Notes: The first song arrangement in the set, “Oh, Lady Be Good!” is from the music of the same name written by the Gershwin brother, and premiered by the brother-sister stars Fred and Adele Astaire on Broadway in 1924. The second song arrangement, “Summertime,” was written as an aria for Gershwin’s full-scale opera, “Porgy and Bess.” The inspiration for the libretto was DuBose Heyward's novel, “Porgy,” which was soon adapted for the stage by Heyward and his wife, playwright Dorothy Heyward. The work caught the attention of Al Jolson, who sought to produce a musical version with himself starring in “black face.” The Heywards were more enticed by George Gershwin’s invitation to collaborate on a full-scale opera; Ira Gershwin was eventually included in the project and the work was premiered on Broadway in 1935 with a revolutionary all-black cast. It met with mixed reviews and fell out of the repertoire until 1976 when Houston Grand Opera’s production successfully launched the opera as the first truly American work in the genre. The third song arrangement on today's program, the iconic “Fascinating Rhythm,” rounds out our set as another hit tune from the Gershwin brothers’ “Oh, Lady Be Good!” It was first recorded by Columbia Records in 1926 by the Astaires with George Gershwin at the piano.

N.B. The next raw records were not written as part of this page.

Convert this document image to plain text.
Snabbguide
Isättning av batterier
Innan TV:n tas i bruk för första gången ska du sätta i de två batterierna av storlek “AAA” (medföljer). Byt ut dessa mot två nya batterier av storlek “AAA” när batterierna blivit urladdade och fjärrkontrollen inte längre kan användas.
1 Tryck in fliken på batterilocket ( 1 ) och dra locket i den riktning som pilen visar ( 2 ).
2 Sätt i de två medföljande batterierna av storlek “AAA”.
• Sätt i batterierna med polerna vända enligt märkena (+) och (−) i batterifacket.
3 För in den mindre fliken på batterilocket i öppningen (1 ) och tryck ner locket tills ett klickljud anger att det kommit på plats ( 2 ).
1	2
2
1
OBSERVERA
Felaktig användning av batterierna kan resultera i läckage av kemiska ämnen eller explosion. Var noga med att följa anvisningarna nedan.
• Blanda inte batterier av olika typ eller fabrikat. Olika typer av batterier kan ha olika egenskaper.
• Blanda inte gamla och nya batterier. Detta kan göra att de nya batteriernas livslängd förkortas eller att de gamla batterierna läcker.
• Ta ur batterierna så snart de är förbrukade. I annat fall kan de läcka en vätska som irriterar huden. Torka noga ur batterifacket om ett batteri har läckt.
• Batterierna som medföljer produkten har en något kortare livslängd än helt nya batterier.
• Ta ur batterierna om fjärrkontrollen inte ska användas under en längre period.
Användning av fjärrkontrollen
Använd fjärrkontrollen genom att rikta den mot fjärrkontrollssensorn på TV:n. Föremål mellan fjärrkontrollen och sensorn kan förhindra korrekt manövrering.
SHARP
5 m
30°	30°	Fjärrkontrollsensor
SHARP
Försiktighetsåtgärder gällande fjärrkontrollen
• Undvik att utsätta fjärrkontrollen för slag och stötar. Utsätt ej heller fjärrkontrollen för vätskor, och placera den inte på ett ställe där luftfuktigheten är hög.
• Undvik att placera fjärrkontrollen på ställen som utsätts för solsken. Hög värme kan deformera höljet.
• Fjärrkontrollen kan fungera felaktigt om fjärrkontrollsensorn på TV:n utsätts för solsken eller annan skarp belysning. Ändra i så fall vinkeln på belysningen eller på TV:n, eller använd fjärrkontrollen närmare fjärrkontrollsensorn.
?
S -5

It remains one of Gershwin’s most frequently performed works.
"The Cuatro Estaciones Porteñas"
("The Four Seasons of Buenos Aires")
by Astor Piazzolla (1921-1992)
Arranged for Piano Trio by José Bragato (1915 - 2017)
Primavera Porteña (Buenos Aires Spring) - written in 1970
Verano Porteño (Buenos Aires Summer) - written in 1965
Otoño Porteño (Buenos Aires Autumn) - written in 1970
Invierno Porteño (Buenos Aires Winter) - written in 1969
Notes: Astor Piazzolla was an Argentinian composer and bandoneon (which is more like the European concertina than the American accordion) virtuoso who revolutionized the tango, creating a style known as nuevo tango. "The Cuatro Estaciones Porteñas" ("The Four Seasons of Buenos Aires") wasn’t originally conceived as a multi-movement work and was only occasionally performed as a set by Piazzolla and his ensemble. The arrangements performed on this program were the result of a life-long collaboration between Astor Piazzolla and the Italian-born José Bragato, who emigrated to Argentina as a young man and aspired to the position of principal cellist with the Philharmonia Orchestra of Buenos Aires. Piazzolla admired Bragato’s talent and incorporated him into his nuevo-tango ensembles. These Bragato-Piazzolla collaborations inspired Bragato to write several tango arrangements that feature the cello, four of which you can hear in our performance of “The Four Seasons of Buenos Aires.” Bragato died at the age of 102 in 2017.
Artist Biographies
Violinist Kristina Gullion, a native of Chicago, received her Bachelors and Masters degrees in violin performance from Indiana University. Ms. Gullion has had an active career performing chamber music, solo, and orchestral repertoire. She was a member of the Brooklyn Philharmonic, American Symphony, and numerous chamber ensembles, performing at Carnegie Hall and the Weill Recital Hall in New York City. Ms. Gullion won a position in the Orquesta Sinfonica de Galicia in La Coruña Spain, where she lived for several years, performing and touring Europe with the orchestra.
Cellist Monika Sutherland received a Bachelor of Music from Indiana University School of Music, and a Master of Music from Northwestern University. She studied with Janos Starker, Hans Jörgen Jensen, and Leonard Chausow. In June 2005, pursuing a lifestyle change, Ms. Sutherland and her family moved to Viroqua, Wisconsin where she now resides with her husband, cellist Wyatt Sutherland, and their four children.
Pianist Mary Ellen Haupert is a Professor of Music at Viterbo University in La Crosse, WI where she teaches piano, music history, and music theory courses. Mary Ellen was awarded Viterbo's Alec Chiu Memorial Award for encouraging student research in 2012, and the Teacher of the Year Award in 2014. She is the founder and artistic director of three chamber music series: One-of-a-Kind Chamber Music Series, Bonfire Chamber Music Festival, and the Out-of-Our-Minds Chamber Music Series.